As I have said before, Hynds House is but two stories high, with deep cellars under it, and an immense attic overhead; an attic all cut up into nooks and corners, and twists and turns, and sloping roofs and dormer windows, and two or three shallow steps going up here, and two or three more going down there, and passages and doors where you'd never look for them. We had never been able fully to explore our attic. It was Ali Baba's cave to us, with half its treasures unguessed and every trunk and box whispering, "Say 'Open, Sesame,' to me, and see what you'll find!"
While I was sitting with Alicia's head against my knee, a light, swift footstep sounded overhead in the attic, followed by a sort of stumble, as if somebody had slipped on one of those unexpected steps. Alicia rose quickly.
"Sophy," she breathed, "I have thought, once or twice, that I heard somebody walking in the attic."
"We will soon find out who it is, then," said I. Noiselessly we stole out into the hall, past the sleeping Westmacotes, and Miss Emmeline Phelps-Parsons who so longed to come in closer contact with the occult and unknown. We moved like ghosts, ourselves, our felt-soled mules making no sound.
The Author opened his door just as we approached it, and held up an imperious finger.
"Did you hear it, too?" he whispered. And walking ahead of us, he stole up the cork-screw stairway at the end of the side hall, lifted the latch of the attic door, and stepped inside.

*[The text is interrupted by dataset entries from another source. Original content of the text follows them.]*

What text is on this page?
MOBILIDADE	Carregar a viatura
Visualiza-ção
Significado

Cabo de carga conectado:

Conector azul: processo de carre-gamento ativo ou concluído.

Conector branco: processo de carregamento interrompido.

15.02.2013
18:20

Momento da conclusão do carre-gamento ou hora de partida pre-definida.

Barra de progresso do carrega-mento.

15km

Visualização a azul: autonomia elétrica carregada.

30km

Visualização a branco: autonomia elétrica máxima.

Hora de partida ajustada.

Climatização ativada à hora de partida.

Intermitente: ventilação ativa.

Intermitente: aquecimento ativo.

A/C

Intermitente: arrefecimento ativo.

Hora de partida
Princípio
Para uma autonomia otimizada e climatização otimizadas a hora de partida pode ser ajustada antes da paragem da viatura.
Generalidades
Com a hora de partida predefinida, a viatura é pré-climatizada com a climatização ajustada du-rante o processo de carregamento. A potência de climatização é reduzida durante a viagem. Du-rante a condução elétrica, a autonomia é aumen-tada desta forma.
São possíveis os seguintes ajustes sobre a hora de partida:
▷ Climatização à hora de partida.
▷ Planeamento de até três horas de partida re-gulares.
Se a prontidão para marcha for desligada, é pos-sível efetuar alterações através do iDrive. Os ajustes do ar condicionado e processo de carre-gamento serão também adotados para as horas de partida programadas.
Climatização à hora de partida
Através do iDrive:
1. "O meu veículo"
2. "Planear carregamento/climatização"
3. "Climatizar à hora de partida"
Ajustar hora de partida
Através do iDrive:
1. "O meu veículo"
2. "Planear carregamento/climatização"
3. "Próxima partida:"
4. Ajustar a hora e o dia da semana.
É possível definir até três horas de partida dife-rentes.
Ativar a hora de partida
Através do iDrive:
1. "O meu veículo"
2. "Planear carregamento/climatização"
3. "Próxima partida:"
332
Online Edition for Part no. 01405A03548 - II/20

It was frightfully dark up there. If you peered through the uncurtained windows you could see tree-tops tossing like black waves against the dark sky, and in between them rolling clouds, and little bright patchwork spaces of stars. And it was so quiet you could hear your heart beat, and your breathing seemed to rattle in your ears. We strained our eyes, seeking to pierce the gloom, stealing forward step by step. A board creaked, noisily; and then—I could have sworn it—then something seemed to move across one of the dormer windows. It was so vague, so shadowy, that one could not distinguish its outline; one could only think that something moved.
The Author gave an exclamation and switched on his electric torch, trying to focus the circle of light upon that particular window. There was nothing there. Only, it seemed to me that something, incredibly swift and silent, flashed down one of the bewildering turns to which our attic is addicted. But when we ran forward, the passage was empty. We brought up at the red brick square of one of the chimney stacks.
Almost savagely The Author flashed his light over every inch of wall and floor. Nothing. But on the close and musty air stole, not a sound, but a scent.
The Author swung around and trotted back. The window across which we thought we had seen something move was fastened from the inside, and there were one or two wooden boxes and a leather-covered trunk in the dormer recess. He sniffed hound-like around these, and with an exclamation leaned over. Behind the trunk crouched—Potty Black, with a mouse clamped in her jaws.
"For heaven's sake!" cried Alicia. "The cat! Sophy, what we heard was the cat!"
"Let us go," said The Author. And feeling rather silly, we trailed after him.
"You see," said I, "there is nothing. There never is anything."
"Come in my room for a minute," The Author whispered, and there was that in his voice which made us obey.
Inside his door, he opened his hand. In his palm was a soiled and crumpled scrap of tough, parchment-like paper about the size of an ordinary playing-card, so frayed and creased that one had difficulty in deciphering the writing on it. There clung to it a faint and unforgetable scent.
"It was behind the trunk, partly under the cat's black paw. I smelled it when I leaned over, and I thought we might as well have a look at it." said The Author.
And on the following page is what The Author had found.
'"Shades of E.A. Poe, and Robert Louis the Beloved! What have we here?" cried The Author, joyously, and stood on one leg like a stork. "Was there a Hynds woman named Helen? 'Turn Hellen's Key three tens and three?' Some keyhole! I say, Miss Smith, let me keep this for a while, will you?"
"Do, Sophy, let him keep it!" pleaded Alicia.